The way new candidate solutions are created is via taking two existing solutions, and ‘mutating’ them by adding a ‘base vector’ (usually random, see Strategies below), a
‘difference vector’ calculated via the difference between the two points in a randomly-chosen parameter, and performing ‘crossover’, where random parameters are
copied between the parent solutions and the mutant (with a probability determined by crossoverProbability
, below).
The RAT implementation is based on a MATLAB implementation by Storn, Price, Neumaier and van Zandt, modified to be compilable to C++ using MATLAB Coder.
For more technical information, see the Wikipedia page for differential evolution. There is also an entire textbook on differential evolution by Price, Storn and Lampinen (2005). [1]
Algorithm control parameters#
The following parameters in the Controls object are specific to differential evolution:
populationSize
: The number of candidate solutions that exist at any given time.
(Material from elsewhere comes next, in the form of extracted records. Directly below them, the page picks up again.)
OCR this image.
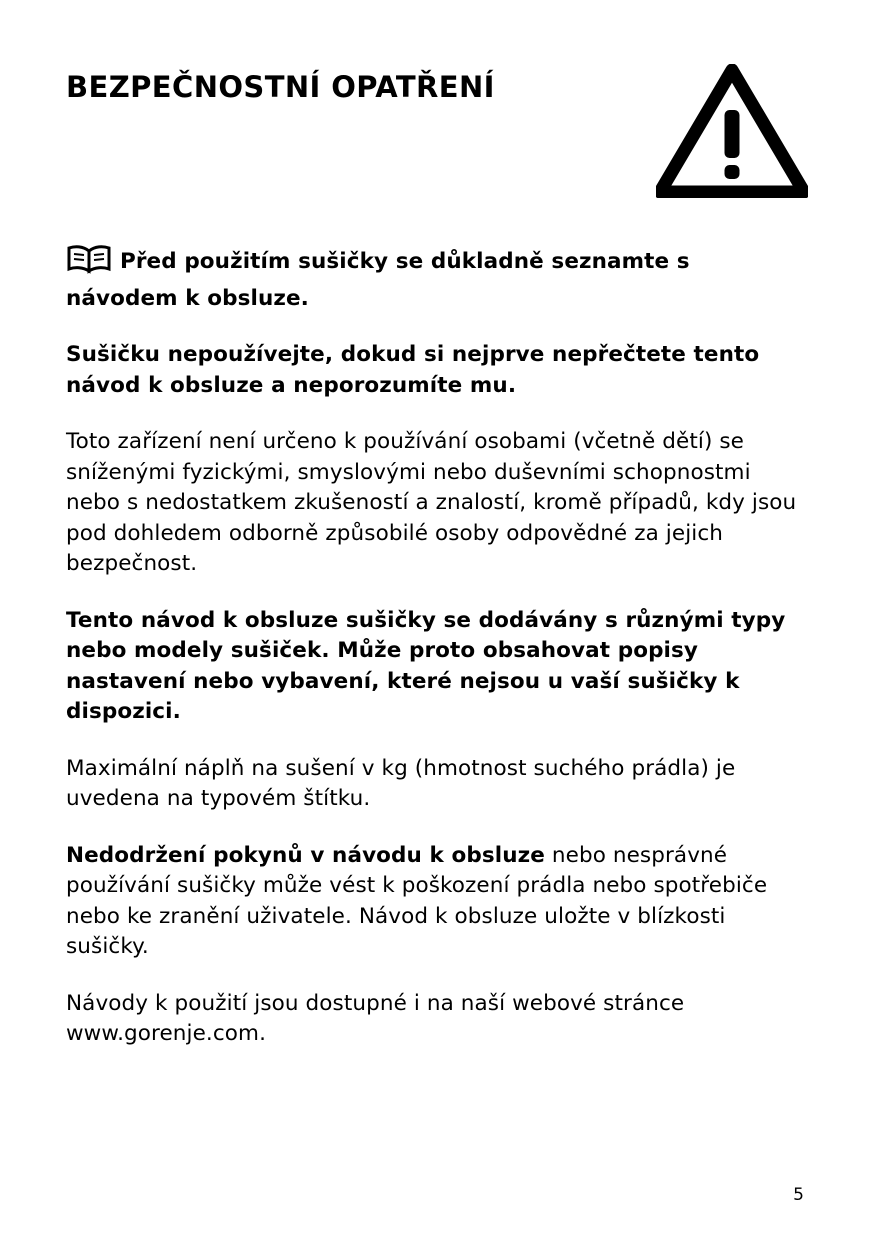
BEZPEČNOSTNÍ OPATŘENÍ

Před použitím sušičky se důkladně seznamte s návodem k obsluze.

Sušičku nepoužívejte, dokud si nejprve nepřečtete tento návod k obsluze a neporozumíte mu.

Toto zařízení není určeno k používání osobami (včetně dětí) se sníženými fyzickými, smyslovými nebo duševními schopnostmi nebo s nedostatkem zkušeností a znalostí, kromě případů, kdy jsou pod dohledem odborně způsobilé osoby odpovědné za jejich bezpečnost.

Tento návod k obsluze sušičky se dodávány s různými typy nebo modely sušiček. Může proto obsahovat popisy nastavení nebo vybavení, které nejsou u vaší sušičky k dispozici.

Maximální náplň na sušení v kg (hmotnost suchého prádla) je uvedena na typovém štítku.

Nedodržení pokynů v návodu k obsluze nebo nesprávné používání sušičky může vést k poškození prádla nebo spotřebiče nebo ke zranění uživatele. Návod k obsluze uložte v blízkosti sušičky.

Návody k použití jsou dostupné i na naší webové stránce www.gorenje.com.

5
The original MATLAB code (Storn et al.) suggests that this size is not particularly critical, and that a good initial guess is the number of fit parameters multiplied by 10.numGenerations
: The maximum number of iterations to run.crossoverProbability
: The probability of exchange of parameters between individuals at each generation (value between 0 and 1). The original MATLAB code (Storn et al.) suggests that this should be high for most practical applications; it should be higher for correlated parameters, and lower for uncorrelated parameters.fWeight
: A weighting value controlling the step size of mutations. The algorithm is quite sensitive to the choice of step size.Storn, Price and Lampinen (2005) [1] suggest 1 as an “empirically derived upper limit, in the sense that no function [they have seen] has required [fWeight] > 1”. Zaharie (2002) [2] calculates that population variance decreases (and so the population eventually becomes homogeneous) if
\[F < \sqrt{\frac{1 - P_{cr}/2}{N_p}}\]where \(P_{cr}\) is the crossover probability (
crossoverProbability
) and \(N_p\) is the population size (populationSize
). This expression gives a rule of thumb for a smallest ‘good’ value.strategy
: The algorithm used to generate new candidates (see below).targetValue
: The value of chi-squared to aim for. The algorithm will terminate if this is reached.updateFreq
: The number of iterations between printing progress updates to the terminal.updatePlotFreq
: The number of iterations between updates to live plots.
Strategies#
The strategy
control parameter selects between variations in the actual selection algorithm. New candidates are created
using a ‘base vector’ to generate ‘mutants’ from existing points and the strategy defines how this base vector is calculated.
Each strategy has a shorthand notation used in the literature, which is given in parentheses. The options are:
Random (DE/rand/1): The base vector is random.
Local-to-best (DE/local-to-best/1): The base vector is a combination of one randomly-selected local solution and the best solution of the previous iteration. This approach tries to strike a balance between robustness and fast convergence.
Best with jitter (DE/best/1 with jitter): The base vector is the best solution of the previous iteration, with a small random perturbation applied.
Random with per-vector dither (DE/rand/1 with per-vector-dither): The base vector is random, with a random scaling factor applied to each mutant. This scaling factor is different for each mutant.
Random with per-generation dither (DE/rand/1 with per-generation-dither): The base vector is random, with a random scaling factor applied to each mutant. This scaling factor is the same for every mutant, and randomised every generation.
Random either-or algorithm (DE/rand/1 either-or-algorithm): The base vector is randomly chosen from either a pure random mutation, or a pure recombination of parent parameter values.